Las maniobras del amor, o más bien, las del despecho. Las dos mujeres a las que hace referencia el título, Las damas del bosque de Bolonia (Les dames du bois de Bolougne, 1945), segundo largometraje de Robert Bresson (y último en el que trabajará con intérpretes profesionales), son las piezas o peones con los que juega Helene (Maria Casares) en el escenario que trama para vengarse del hombre que ama, Jean (Paul Bernard), porque él ya no le ama (como él revela tras que ella le tienda otra trampa, cuando afirma que tiene dudas sobre su relación: él no duda en reconocer que le pasa lo mismo, oportunidad que aprovecha para señalar que deberían concluir su relación de dos años). Así las denominan a ambas, porque en tal bosque es en el que Helene se las presenta a Jean, y en el que éste se queda prendado de Agnes (Eline Labourdette), en una secuencia en que dos precisos primeros planos, con movimiento de cámara de acercamiento, condensan la atracción que surge entre ambos. Agnes vive con su madre (Lucienne Borgnet), ambas en una situación de precariedad, lo que ha determinado que Agnes deje de lado sus aspiraciones de convertirse en bailarina y tenga que trabajar no sólo en lo que es sucedáneo de su sueño, cantante y bailarina en un club, sino además como chica de alterne (contundente la secuencia en la que ante la avasalladora conducta de un adinerado cliente le quema la cara con su cigarrillo, motivo por el que él la abofetea, respondiendo ella con un expeditivo empujón; circunstancia de la que es testigo Helene oculta tras una cristalera). Helene, figura espectral y sombría (ese vestuario de larga capa y capucha), mujer adinerada que conoce del pasado a ambas mujeres, les propone convertirse en sus protegidas, facilitándoles un lugar donde vivir y una vida desahogada. Pero su retorcido plan no es otro que conseguir que Jean se encandile con Agnes, llegue a proponerle matrimonio, y entonces revelarle el pasado escandaloso de Agnes, para que sienta tanto la vergüenza (de imagen social) como la decepción porque su sublimado ideal tiene pies de barro. Si ella para él no es nada quiere que él sufra la conmoción de discernir que quien entronizaba disponía de un pasado que era, en términos de categorización social, menos que nada.

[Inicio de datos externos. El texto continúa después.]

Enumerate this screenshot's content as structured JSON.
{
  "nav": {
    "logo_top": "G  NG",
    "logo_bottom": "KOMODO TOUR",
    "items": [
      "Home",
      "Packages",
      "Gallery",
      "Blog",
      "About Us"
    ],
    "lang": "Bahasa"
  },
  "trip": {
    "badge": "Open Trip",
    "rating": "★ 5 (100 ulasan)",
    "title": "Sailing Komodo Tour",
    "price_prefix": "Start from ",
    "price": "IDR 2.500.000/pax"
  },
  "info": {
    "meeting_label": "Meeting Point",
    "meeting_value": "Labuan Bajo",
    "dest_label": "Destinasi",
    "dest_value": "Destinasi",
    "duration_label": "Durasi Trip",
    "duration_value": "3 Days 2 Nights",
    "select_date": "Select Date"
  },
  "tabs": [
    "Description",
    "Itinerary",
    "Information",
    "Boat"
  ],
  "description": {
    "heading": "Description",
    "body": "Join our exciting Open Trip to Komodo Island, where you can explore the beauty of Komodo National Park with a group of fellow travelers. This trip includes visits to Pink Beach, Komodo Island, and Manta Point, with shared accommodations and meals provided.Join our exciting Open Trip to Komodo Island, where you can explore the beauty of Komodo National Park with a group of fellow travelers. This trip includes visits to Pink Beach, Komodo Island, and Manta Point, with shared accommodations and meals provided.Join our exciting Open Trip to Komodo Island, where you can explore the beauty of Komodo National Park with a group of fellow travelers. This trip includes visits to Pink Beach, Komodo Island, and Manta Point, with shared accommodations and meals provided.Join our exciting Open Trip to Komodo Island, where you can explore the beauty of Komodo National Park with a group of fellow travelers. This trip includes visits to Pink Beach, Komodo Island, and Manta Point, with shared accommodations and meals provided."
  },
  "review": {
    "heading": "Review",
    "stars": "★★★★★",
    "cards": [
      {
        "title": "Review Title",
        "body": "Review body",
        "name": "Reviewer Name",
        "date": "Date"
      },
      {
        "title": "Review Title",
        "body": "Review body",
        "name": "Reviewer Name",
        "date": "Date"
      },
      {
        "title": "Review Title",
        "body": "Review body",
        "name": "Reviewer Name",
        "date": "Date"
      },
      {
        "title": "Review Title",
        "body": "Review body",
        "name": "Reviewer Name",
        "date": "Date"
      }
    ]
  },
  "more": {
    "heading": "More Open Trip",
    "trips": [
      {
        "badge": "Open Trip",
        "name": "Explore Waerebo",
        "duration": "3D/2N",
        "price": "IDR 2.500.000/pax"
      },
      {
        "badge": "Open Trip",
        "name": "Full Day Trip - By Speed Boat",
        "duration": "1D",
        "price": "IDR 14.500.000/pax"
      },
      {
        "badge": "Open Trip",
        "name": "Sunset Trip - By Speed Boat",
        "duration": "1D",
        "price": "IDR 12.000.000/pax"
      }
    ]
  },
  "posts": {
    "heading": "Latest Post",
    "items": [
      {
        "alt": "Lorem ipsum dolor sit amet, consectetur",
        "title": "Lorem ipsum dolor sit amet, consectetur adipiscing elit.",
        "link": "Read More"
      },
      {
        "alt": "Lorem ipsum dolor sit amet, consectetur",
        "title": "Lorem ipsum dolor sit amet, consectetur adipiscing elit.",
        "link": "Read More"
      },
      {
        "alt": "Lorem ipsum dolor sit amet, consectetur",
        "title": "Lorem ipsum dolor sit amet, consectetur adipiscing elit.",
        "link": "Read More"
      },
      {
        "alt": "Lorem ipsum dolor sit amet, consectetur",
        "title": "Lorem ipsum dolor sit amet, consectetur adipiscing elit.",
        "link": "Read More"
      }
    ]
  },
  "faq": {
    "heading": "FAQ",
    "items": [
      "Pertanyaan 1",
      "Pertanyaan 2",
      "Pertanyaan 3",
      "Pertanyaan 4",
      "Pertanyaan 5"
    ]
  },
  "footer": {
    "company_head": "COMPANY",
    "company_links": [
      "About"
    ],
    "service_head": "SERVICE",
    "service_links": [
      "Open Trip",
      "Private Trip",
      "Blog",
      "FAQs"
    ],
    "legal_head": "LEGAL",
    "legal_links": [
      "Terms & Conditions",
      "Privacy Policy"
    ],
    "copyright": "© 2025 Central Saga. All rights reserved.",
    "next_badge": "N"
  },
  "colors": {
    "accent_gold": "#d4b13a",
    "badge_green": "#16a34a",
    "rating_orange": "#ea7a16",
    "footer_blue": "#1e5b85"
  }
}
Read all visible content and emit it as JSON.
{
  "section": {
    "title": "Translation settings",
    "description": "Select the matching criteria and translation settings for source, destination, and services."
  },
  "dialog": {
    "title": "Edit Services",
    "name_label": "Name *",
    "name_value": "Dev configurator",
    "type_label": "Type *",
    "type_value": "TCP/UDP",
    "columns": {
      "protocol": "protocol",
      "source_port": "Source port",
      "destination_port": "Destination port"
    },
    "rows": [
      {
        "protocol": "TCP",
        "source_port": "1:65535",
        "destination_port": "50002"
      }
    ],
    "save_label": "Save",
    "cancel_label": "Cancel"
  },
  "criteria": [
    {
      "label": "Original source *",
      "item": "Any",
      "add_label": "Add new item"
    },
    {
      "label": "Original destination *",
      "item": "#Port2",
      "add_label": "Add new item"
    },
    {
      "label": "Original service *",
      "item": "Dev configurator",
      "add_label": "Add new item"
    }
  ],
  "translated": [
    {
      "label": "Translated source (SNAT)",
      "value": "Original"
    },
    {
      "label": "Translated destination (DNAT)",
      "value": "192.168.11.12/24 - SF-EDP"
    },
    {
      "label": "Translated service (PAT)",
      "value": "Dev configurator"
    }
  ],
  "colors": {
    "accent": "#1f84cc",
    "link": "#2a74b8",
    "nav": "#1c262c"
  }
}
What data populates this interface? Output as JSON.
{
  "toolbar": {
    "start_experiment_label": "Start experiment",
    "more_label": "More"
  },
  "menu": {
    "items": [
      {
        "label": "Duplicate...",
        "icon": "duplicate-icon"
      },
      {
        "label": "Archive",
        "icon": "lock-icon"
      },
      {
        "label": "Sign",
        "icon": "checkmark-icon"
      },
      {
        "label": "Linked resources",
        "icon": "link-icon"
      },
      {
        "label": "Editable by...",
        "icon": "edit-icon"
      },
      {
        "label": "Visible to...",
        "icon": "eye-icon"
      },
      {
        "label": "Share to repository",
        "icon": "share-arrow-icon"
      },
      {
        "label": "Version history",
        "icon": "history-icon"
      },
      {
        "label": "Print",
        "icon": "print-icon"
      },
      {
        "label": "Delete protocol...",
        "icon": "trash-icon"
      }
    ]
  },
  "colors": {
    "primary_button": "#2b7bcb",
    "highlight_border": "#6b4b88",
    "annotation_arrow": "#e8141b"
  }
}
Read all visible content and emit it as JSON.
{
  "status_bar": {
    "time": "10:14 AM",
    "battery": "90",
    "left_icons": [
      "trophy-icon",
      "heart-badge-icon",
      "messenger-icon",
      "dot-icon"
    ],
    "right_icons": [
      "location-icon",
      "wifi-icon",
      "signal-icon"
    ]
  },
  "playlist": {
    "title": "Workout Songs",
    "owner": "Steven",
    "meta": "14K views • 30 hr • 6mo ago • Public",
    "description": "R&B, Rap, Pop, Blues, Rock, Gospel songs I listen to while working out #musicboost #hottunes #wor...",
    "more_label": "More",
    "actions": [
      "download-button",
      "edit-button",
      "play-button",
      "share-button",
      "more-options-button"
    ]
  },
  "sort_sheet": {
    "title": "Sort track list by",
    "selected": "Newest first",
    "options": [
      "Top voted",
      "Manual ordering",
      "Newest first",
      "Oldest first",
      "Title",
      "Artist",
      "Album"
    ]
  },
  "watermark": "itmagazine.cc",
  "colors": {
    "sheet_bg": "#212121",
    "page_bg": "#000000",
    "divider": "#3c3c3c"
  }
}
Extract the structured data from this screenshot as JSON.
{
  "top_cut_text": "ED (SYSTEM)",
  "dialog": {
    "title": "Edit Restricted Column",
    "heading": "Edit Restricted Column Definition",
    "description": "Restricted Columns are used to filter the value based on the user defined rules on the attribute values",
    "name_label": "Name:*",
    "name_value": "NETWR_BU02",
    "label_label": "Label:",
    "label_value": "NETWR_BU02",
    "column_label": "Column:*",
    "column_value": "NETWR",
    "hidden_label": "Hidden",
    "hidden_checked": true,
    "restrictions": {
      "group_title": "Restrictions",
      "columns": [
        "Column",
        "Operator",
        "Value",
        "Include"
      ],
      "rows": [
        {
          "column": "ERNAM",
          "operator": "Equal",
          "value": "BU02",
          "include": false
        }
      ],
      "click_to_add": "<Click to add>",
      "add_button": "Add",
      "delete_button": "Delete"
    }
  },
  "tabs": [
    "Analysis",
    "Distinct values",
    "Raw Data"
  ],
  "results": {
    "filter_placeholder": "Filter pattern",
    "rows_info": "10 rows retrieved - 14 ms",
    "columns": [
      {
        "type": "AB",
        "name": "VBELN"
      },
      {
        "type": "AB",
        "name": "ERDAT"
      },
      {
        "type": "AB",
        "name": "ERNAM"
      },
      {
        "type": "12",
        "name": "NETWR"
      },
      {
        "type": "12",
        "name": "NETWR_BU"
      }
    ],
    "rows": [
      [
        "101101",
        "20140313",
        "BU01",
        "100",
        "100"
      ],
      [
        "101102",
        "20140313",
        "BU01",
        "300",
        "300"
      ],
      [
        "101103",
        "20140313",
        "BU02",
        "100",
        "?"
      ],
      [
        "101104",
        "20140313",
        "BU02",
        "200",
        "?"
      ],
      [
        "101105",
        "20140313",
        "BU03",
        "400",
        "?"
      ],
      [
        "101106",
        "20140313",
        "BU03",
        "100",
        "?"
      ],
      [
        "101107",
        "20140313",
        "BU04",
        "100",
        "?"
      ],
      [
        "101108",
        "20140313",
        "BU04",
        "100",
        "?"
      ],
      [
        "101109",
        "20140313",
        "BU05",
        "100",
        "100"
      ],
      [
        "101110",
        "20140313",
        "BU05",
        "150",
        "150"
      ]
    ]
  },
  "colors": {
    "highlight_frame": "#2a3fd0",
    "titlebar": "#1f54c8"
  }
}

El estilo de Bresson no es aún el que se convertirá en característico suyo a partir de su siguiente, y extraordinaria, obra, Diario de un cura rural (1951). Su narración no es tan fragmentada o elíptica, no es ajena a los desarrollos psicológicos, en la caracterización de personajes, del relato novelesco y la interpretación se ajusta a los modelos ortodoxos, no a la noción de actor modelo de sus posteriores obras. Más cercano al estilo del esplendidos cineastas del momento como Marcel Carné, no quiere decir que sus logros no sean igual de admirables. Las damas del bosque de Bolougne es una singular, y elegante, actualización, escrita por Bresson, de una obra de Diderot, Jacques el fatalista, con la colaboración en los diálogos de Jacques Coucteau. La fotografía de Philippe Agostina crea una atmósfera de duermevela, un ceremonial espectral, opresiva, cuyo contraste con la impecable precisión de la distancia narrativa de Bresson enriquece el alcance de esta afinada radiografía de las maniobras del despecho sentimental y la intemperie del sentimiento que se encuentra sofocado por las mismas y pugna por realizarse.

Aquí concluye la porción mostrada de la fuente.